Che il problema fosse sentito lo si era capito quando Aegis Media, che detiene il 100% delle quote delle centrali media Carat Italia e Vizeum, nella primavera del 2005 per bocca di Walter Hartsarich, presidente e Ceo di Aegis Media, decise di uscire allo scoperto da solo, facendo certificare il proprio billing da Nielsen Media Research rendendolo pubblico. "E la stessa cosa farò quest'anno anticipa Hartsarich Tra non molto convocheremo un'apposita conferenza stampa e daremo i risultati della nostra certificazione Nielsen relativa al 2005".
"Dirò di più  - si sbilancia ancora Hartsarich Uno dei parametri per valutare la correttezza e veridicità del billing è anche il numero dei dipendenti. Nessuno di noi è così folle da avere più dipendenti di quello che ci si può permettere". Che sia il billing o siano le revenues, il numero dei dipendenti o ricavi netti e fatturati, è certo che nel programma del neopresidente di Assocomunicazione, Armando Testa, c'è l'impegno alla trasparenza. Presto dovrebbe essere costituito, infatti, un Comitato tecnico che affronti la questione. Possibiliste le agenzie, tra le quali McCann (Gruppo Interpublic) il cui direttore generale, Willi Proto, è da tempo riconosciuto come uno dei promotori di iniziative rivolte alla trasparenza: "Il calcolo è sui ricavi netti. Ma bisogna fare attenzione alle partite di giro. All'estero è l'agenzia che compra gli spazi e fattura direttamente", precisa Proto.

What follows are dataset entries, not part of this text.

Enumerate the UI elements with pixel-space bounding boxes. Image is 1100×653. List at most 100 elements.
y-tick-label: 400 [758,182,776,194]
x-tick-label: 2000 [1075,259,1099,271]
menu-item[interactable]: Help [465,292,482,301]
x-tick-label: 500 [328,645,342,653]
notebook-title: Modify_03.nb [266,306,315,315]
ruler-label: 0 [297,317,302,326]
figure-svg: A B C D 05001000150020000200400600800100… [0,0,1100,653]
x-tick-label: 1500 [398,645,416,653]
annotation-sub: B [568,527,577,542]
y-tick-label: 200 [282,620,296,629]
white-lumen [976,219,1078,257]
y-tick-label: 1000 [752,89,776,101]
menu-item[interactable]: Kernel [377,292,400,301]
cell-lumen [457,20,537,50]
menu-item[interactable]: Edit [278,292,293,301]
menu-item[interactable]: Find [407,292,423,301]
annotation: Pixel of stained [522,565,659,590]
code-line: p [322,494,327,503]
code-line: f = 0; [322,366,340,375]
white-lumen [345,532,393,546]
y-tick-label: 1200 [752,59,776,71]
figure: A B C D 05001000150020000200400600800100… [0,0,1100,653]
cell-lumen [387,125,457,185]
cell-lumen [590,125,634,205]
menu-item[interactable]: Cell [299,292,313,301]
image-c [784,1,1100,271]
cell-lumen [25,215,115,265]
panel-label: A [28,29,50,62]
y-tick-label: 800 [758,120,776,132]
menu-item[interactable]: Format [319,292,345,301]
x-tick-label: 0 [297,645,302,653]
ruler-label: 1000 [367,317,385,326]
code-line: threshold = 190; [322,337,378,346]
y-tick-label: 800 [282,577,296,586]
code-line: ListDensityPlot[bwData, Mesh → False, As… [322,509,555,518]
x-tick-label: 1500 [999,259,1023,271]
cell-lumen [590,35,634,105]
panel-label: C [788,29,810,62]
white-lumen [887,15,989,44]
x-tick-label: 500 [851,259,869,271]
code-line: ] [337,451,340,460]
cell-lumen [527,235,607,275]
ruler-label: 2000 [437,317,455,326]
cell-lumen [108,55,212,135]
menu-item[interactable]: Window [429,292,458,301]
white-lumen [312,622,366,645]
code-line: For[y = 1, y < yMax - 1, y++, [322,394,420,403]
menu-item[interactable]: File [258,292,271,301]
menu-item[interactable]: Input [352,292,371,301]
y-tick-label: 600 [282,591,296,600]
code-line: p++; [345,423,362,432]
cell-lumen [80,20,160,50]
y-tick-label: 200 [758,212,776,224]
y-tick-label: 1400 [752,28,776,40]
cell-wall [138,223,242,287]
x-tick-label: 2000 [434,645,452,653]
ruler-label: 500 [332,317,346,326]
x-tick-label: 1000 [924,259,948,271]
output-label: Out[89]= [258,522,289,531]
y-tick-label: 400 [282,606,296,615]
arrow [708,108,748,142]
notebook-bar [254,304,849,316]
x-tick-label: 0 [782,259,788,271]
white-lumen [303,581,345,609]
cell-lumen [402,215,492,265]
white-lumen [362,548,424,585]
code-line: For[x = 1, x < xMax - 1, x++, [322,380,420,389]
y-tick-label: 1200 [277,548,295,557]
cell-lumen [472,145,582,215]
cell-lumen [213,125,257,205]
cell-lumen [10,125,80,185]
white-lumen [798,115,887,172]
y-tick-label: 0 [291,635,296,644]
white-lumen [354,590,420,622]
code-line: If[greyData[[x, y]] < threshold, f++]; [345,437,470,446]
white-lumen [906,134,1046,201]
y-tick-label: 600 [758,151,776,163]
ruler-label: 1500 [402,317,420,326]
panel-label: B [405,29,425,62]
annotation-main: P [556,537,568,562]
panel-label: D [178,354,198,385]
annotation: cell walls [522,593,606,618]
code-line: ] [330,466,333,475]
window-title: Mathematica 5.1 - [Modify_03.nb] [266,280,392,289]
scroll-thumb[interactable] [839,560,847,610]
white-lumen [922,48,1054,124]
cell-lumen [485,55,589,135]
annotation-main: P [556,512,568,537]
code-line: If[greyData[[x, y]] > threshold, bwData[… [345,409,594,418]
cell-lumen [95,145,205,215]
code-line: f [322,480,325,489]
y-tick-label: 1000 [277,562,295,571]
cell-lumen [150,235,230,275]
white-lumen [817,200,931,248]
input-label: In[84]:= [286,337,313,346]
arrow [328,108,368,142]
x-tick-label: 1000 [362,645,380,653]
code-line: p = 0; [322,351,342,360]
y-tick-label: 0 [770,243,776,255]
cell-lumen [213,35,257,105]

"E' opportuno che i dati che verranno forniti, dopo l'approvazione dei bilanci, siano disaggregati non solo di gruppo. Solo così si potranno cogliere i valori dei vari settori, pubblicità, media e quant'altro", propone Marco Fanfani amministratore delegato di Tbwa Italia (Gruppo Omnicom). "Sono d'accordo con la trasparenza. Ma c'è anche da tener presente, però, che ormai il nostro lavoro è fatto anche di consulenze, eventi e altre attività. Bisogna trovare un parametro che tenga conto di tutte queste cose", aggiunge Pietro Dotti, presidente e amministratore delegato di JWT (agenzia pubblicitaria del gruppo Wpp).Qualcosa si sta muovendo anche in Assorel, l'associazione delle agenzie di pubbliche relazioni la cui classifica comprende oggi solo una ventina di operatori disponibili a fornire dati su 50 associati. "Stiamo vedendo di trovare una soluzione. E soprattutto di vedere, con i nostri avvocati, se un'associazione può dare i dati ufficiali delle singole aziende senza contrastare gli ordini di quelle filiali italiane che devono rispondere agli ordini delle loro multinazionali che invece lo vietano spiega Furio Garbagnati, presidente e Ceo di Weber Shandwick Italia (Gruppo Interpublic) nonché tesoriere di Assorel Certo è che i bilanci, in Italia, sono pubblici e hanno il compito di essere trasparenti verso terzi, verso gli investitori. Ma il problema è anche un altro. È vedere se le classifiche servono ancora oppure no. Perché non conta più di tanto, come una volta, la dimensione di un gruppo. Il mercato è cambiato. Ci sono aziende piccole che curano una nicchia molto precisa. Ciò non toglie che siano solide e molto professionali. Da parte mia credo sia giusto rendere pubblici i dati ma devono essere ben rappresentativi e far riferimento non solo alla mera lettura dei bilanci".